Relative simplicity was offered in Morley’s Nolo mortem peccatoris, but the painful meaning was clear throughout, the Latin burden offering carefully judged contrast of hope with the English verse of ‘painful smart’. As so often, the alto line offered especially piquant suffering – I certainly do not mean that pejoratively! – in Tallis’s Absterge Domine. The request that God remember His good will – ‘bonae voluntatis’ – seemed to receive subtle emphasis, a sign at least of hope. Robert White’s Lamentations received a fuller, more choral rendition, following the four single voices allotted Tallis’s Purge me, O Lord, though clarity remained paramount. An unhurried performance proved attentive in equal measure to music and text. In the face of such an imploring setting, less overtly so than the soon-to-come seconda prattica of Monteverdi and the nascent Baroque, but subtly apparent nonetheless, how could the words ‘Hierusalem, convertere ad Dominum Deum tuum’ (‘Jerusalem, turn to the Lord thy God’) not be heeded?

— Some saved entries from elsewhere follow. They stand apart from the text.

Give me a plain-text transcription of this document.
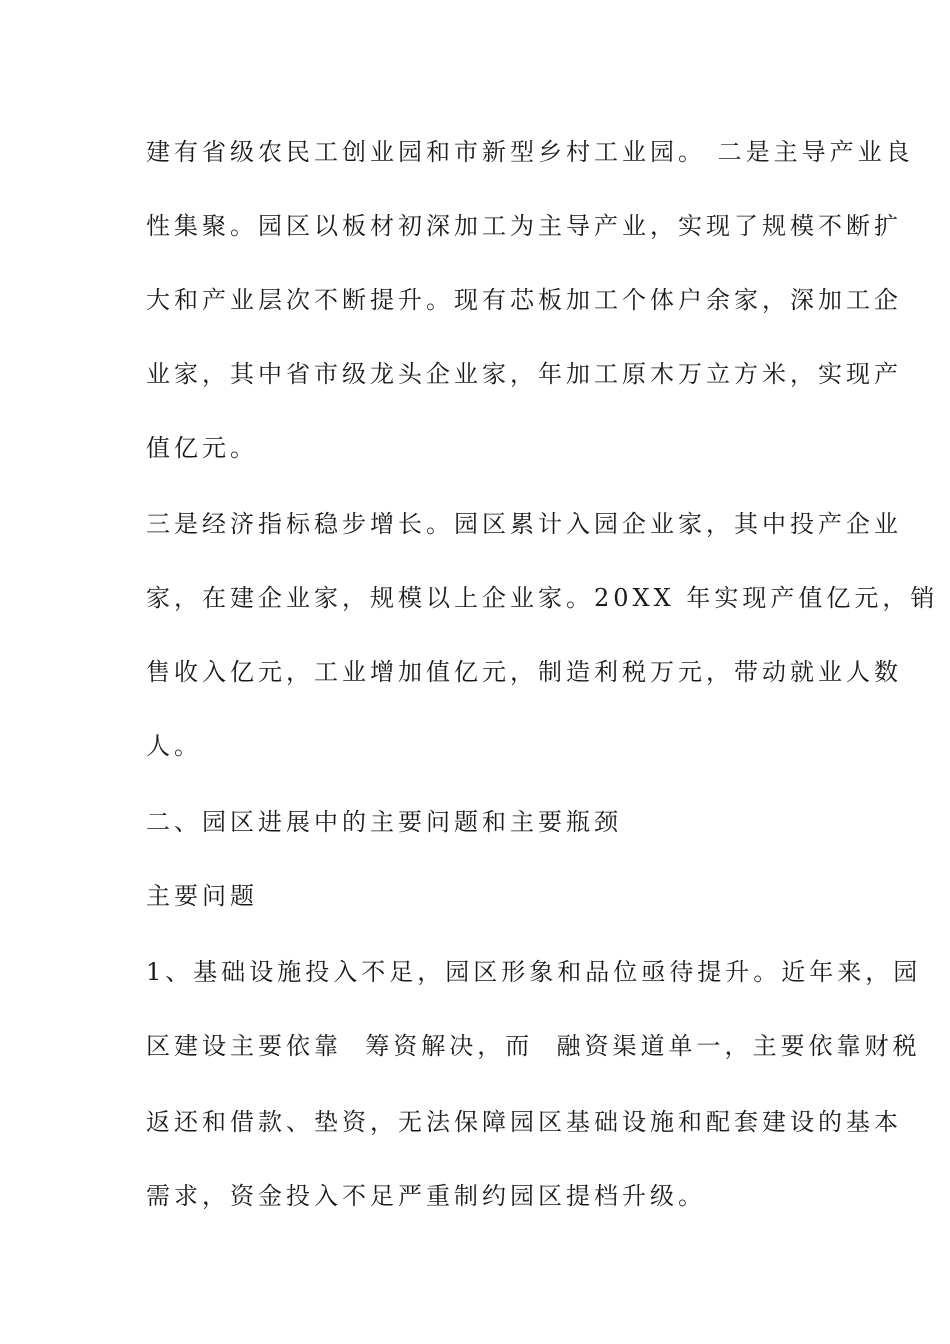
建有省级农民工创业园和市新型乡村工业园。 二是主导产业良
性集聚。园区以板材初深加工为主导产业，实现了规模不断扩
大和产业层次不断提升。现有芯板加工个体户余家，深加工企
业家，其中省市级龙头企业家，年加工原木万立方米，实现产
值亿元。
三是经济指标稳步增长。园区累计入园企业家，其中投产企业
家，在建企业家，规模以上企业家。20XX 年实现产值亿元，销
售收入亿元，工业增加值亿元，制造利税万元，带动就业人数
人。
二、园区进展中的主要问题和主要瓶颈
主要问题
1、基础设施投入不足，园区形象和品位亟待提升。近年来，园
区建设主要依靠  筹资解决，而  融资渠道单一，主要依靠财税
返还和借款、垫资，无法保障园区基础设施和配套建设的基本
需求，资金投入不足严重制约园区提档升级。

Serenity, again skilfully avoiding the aforementioned snare of blandness, was to be heard in Byrd’s Emendemus in melius. The harmonic spice of Tallis’s In jejunio et fletu was well judged, not least on account of the fine balance struck once again between verbal and musical expression. Three solo voices might be a difficult texture, but it did not sound so, whether in work or performance, in Byrd’s effortlessly negotiated – at least apparently so – Attend mine humble prayer. Tallis’s Miserere nostri was taken with glorious breadth – and yet, to take an apocryphal quotation out of context, it moved. John Sheppard’s Haste thee o God may have been ‘older’, but this piece from the reign of Edward VI, did not necessarily sound so; indeed, its (deceptive) simplicity in some senses at least looked forward as much as back. Byrd’s masterly Infelix ego received a fine performance in conclusion, Janus-faced, harking back to the rich heritage of the votive antiphon and forward-looking in its more ‘modern’, text-focused quality. Above all, it benefited from a keen sense of overarching form, not as something containing, let alone constricting, but as liberating framework for expression. It is difficult not to wish that such a glorious piece of music, every inch the equal of England’s greatest later composers such as Purcell and Birtwistle, might go on forever, but in its ultimate finitude, whatever its undeniable expansiveness, there lies a Lenten message too. For a fitting encore, we returned to Tallis: an exquisitely blended performance of O sacrum convivium.